It’s a given that every two years or so, the power of microchips will double. As fabrication technology improves, and new ideas are applied, chips will get faster and fast. But one of the U.S. government’s top computer scientists is convinced that come 2025, we’re going to hit a wall.
Robert Colwell is basically the guy who builds computers for DARPA, who you might remember is responsible for all the military’s insane futuristic products, like death rays and a robot who can bust through a wall and steal your car. And he’s convinced that commercial processors are going to stop getting faster about a decade from now:
[It takes] huge amounts to build the fab plants, and yet more…to pay for the design teams to design new chips.
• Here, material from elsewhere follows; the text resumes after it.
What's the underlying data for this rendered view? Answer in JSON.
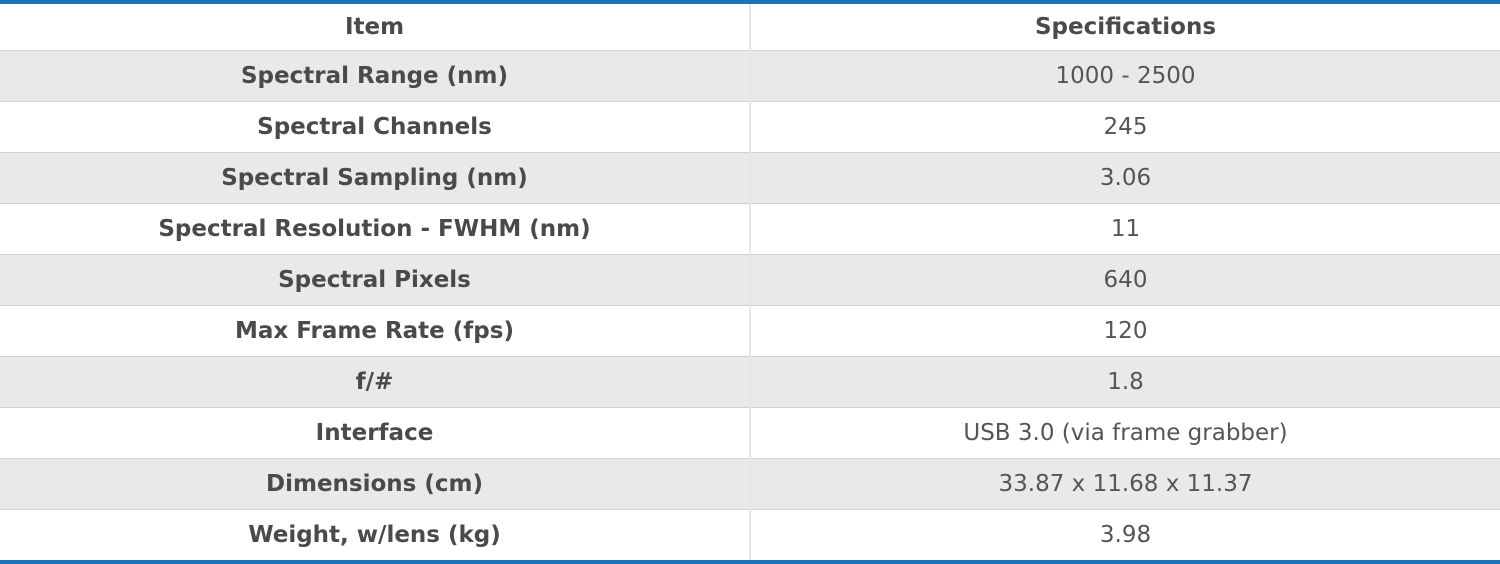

Intel makes these investments, which are in the [billions of dollars], because they expect to reap way more [billions of dollars] in profits in the following years. But if there is doubt that those profits will arrive, and possibly if they just doubt they can come up with the necessary silicon improvements, they may not want to make the investment at all.
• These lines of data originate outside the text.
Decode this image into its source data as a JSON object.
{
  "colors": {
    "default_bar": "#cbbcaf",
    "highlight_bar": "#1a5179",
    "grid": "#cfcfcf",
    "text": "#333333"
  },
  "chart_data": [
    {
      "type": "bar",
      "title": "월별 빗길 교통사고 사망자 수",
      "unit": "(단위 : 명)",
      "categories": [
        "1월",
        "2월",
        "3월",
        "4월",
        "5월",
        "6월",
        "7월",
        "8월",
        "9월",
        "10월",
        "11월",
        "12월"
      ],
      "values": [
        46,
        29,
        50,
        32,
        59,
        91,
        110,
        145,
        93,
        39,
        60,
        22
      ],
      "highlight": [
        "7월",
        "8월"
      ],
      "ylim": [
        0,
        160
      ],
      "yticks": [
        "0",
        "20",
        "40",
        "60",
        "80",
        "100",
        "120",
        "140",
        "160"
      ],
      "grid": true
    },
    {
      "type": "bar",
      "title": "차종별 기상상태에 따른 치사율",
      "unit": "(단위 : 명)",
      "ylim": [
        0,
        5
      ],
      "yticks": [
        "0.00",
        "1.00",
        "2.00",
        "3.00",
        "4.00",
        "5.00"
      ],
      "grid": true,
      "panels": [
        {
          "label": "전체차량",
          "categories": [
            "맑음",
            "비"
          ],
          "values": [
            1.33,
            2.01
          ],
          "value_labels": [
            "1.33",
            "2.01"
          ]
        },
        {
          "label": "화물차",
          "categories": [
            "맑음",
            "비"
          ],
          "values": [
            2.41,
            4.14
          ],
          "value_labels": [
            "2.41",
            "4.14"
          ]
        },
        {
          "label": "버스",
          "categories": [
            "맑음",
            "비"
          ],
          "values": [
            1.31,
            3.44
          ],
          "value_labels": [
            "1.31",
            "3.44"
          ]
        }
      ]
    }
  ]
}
To be fair, we still have a long way to go: The current, insanely fast processors you enjoy are made with technology that builds transistors 22 nanometers wide. Colwell is pretty sure we’re going to get that down to five nanometers or so in a decade.
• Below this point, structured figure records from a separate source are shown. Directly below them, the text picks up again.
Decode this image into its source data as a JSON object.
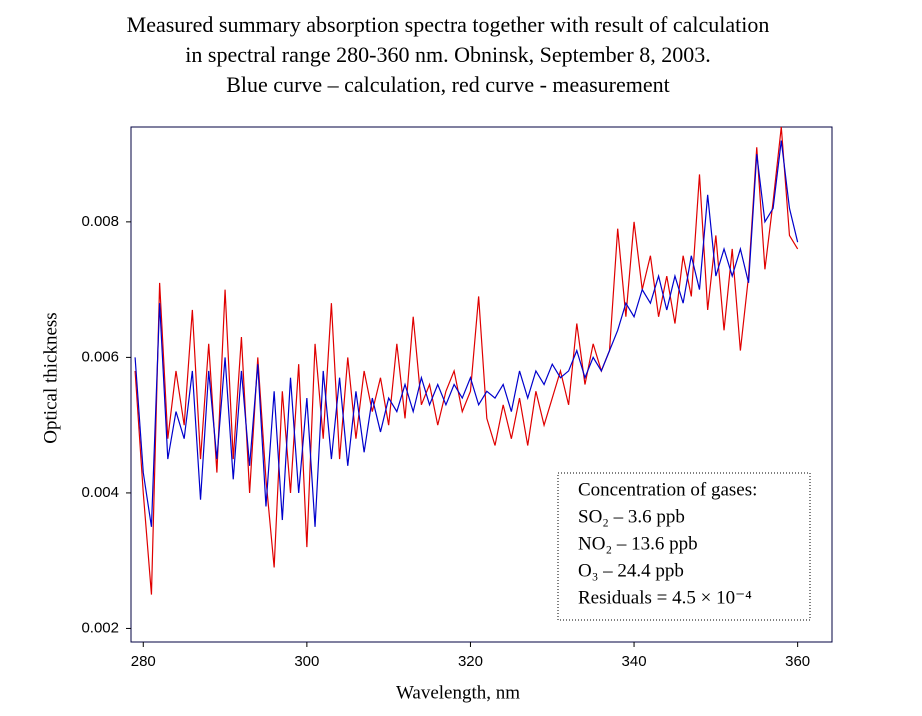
{
  "chart_data": {
    "type": "line",
    "title": [
      "Measured summary absorption spectra together with result of calculation",
      "in spectral range 280-360 nm. Obninsk, September 8, 2003.",
      "Blue curve – calculation, red curve - measurement"
    ],
    "xlabel": "Wavelength, nm",
    "ylabel": "Optical thickness",
    "xlim": [
      278.5,
      364.2
    ],
    "ylim": [
      0.0018,
      0.0094
    ],
    "xticks": [
      280,
      300,
      320,
      340,
      360
    ],
    "yticks": [
      0.002,
      0.004,
      0.006,
      0.008
    ],
    "annotation": [
      "Concentration of gases:",
      "SO₂ – 3.6 ppb",
      "NO₂ – 13.6 ppb",
      "O₃ – 24.4 ppb",
      "Residuals = 4.5 × 10⁻⁴"
    ],
    "x": [
      279,
      280,
      281,
      282,
      283,
      284,
      285,
      286,
      287,
      288,
      289,
      290,
      291,
      292,
      293,
      294,
      295,
      296,
      297,
      298,
      299,
      300,
      301,
      302,
      303,
      304,
      305,
      306,
      307,
      308,
      309,
      310,
      311,
      312,
      313,
      314,
      315,
      316,
      317,
      318,
      319,
      320,
      321,
      322,
      323,
      324,
      325,
      326,
      327,
      328,
      329,
      330,
      331,
      332,
      333,
      334,
      335,
      336,
      337,
      338,
      339,
      340,
      341,
      342,
      343,
      344,
      345,
      346,
      347,
      348,
      349,
      350,
      351,
      352,
      353,
      354,
      355,
      356,
      357,
      358,
      359,
      360
    ],
    "series": [
      {
        "color": "#e00000",
        "values": [
          0.0058,
          0.004,
          0.0025,
          0.0071,
          0.0048,
          0.0058,
          0.005,
          0.0067,
          0.0045,
          0.0062,
          0.0043,
          0.007,
          0.0045,
          0.0063,
          0.004,
          0.006,
          0.0042,
          0.0029,
          0.0055,
          0.004,
          0.0059,
          0.0032,
          0.0062,
          0.0048,
          0.0068,
          0.0045,
          0.006,
          0.0048,
          0.0058,
          0.0052,
          0.0057,
          0.005,
          0.0062,
          0.0051,
          0.0066,
          0.0053,
          0.0056,
          0.005,
          0.0055,
          0.0058,
          0.0052,
          0.0055,
          0.0069,
          0.0051,
          0.0047,
          0.0053,
          0.0048,
          0.0054,
          0.0047,
          0.0055,
          0.005,
          0.0054,
          0.0058,
          0.0053,
          0.0065,
          0.0056,
          0.0062,
          0.0058,
          0.0061,
          0.0079,
          0.0066,
          0.008,
          0.007,
          0.0075,
          0.0066,
          0.0072,
          0.0065,
          0.0075,
          0.0069,
          0.0087,
          0.0067,
          0.0078,
          0.0064,
          0.0076,
          0.0061,
          0.0072,
          0.0091,
          0.0073,
          0.0083,
          0.0094,
          0.0078,
          0.0076
        ]
      },
      {
        "color": "#0000cc",
        "values": [
          0.006,
          0.0043,
          0.0035,
          0.0068,
          0.0045,
          0.0052,
          0.0048,
          0.0058,
          0.0039,
          0.0058,
          0.0045,
          0.006,
          0.0042,
          0.0058,
          0.0044,
          0.0059,
          0.0038,
          0.0055,
          0.0036,
          0.0057,
          0.004,
          0.0054,
          0.0035,
          0.0058,
          0.0045,
          0.0057,
          0.0044,
          0.0055,
          0.0046,
          0.0054,
          0.0049,
          0.0054,
          0.0052,
          0.0056,
          0.0052,
          0.0057,
          0.0053,
          0.0056,
          0.0053,
          0.0056,
          0.0054,
          0.0057,
          0.0053,
          0.0055,
          0.0054,
          0.0056,
          0.0052,
          0.0058,
          0.0054,
          0.0058,
          0.0056,
          0.0059,
          0.0057,
          0.0058,
          0.0061,
          0.0057,
          0.006,
          0.0058,
          0.0061,
          0.0064,
          0.0068,
          0.0066,
          0.007,
          0.0068,
          0.0072,
          0.0067,
          0.0072,
          0.0068,
          0.0075,
          0.007,
          0.0084,
          0.0072,
          0.0076,
          0.0072,
          0.0076,
          0.0071,
          0.009,
          0.008,
          0.0082,
          0.0092,
          0.0082,
          0.0077
        ]
      }
    ]
  }
}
But is he right? In terms of silicon, sure. But there are other advances in computing to consider. We’re rapidly getting better with graphene as a material. Much better: Graphene has been shown to clock speeds of 427 Ghz. Mostly it’s a problem of getting them to turn off. Similarly, if we figure out some problems with quantum computing, then basically all computers will have to change and become much faster. Not that you’ll notice because this will touch off a scientific revolution on the magnitude of Thog the caveman discovering fire, but, yes, your Netflix will load faster.
In short, when it comes to silicon, he’s right. But ten years from now, we might not even be building processors on silicon.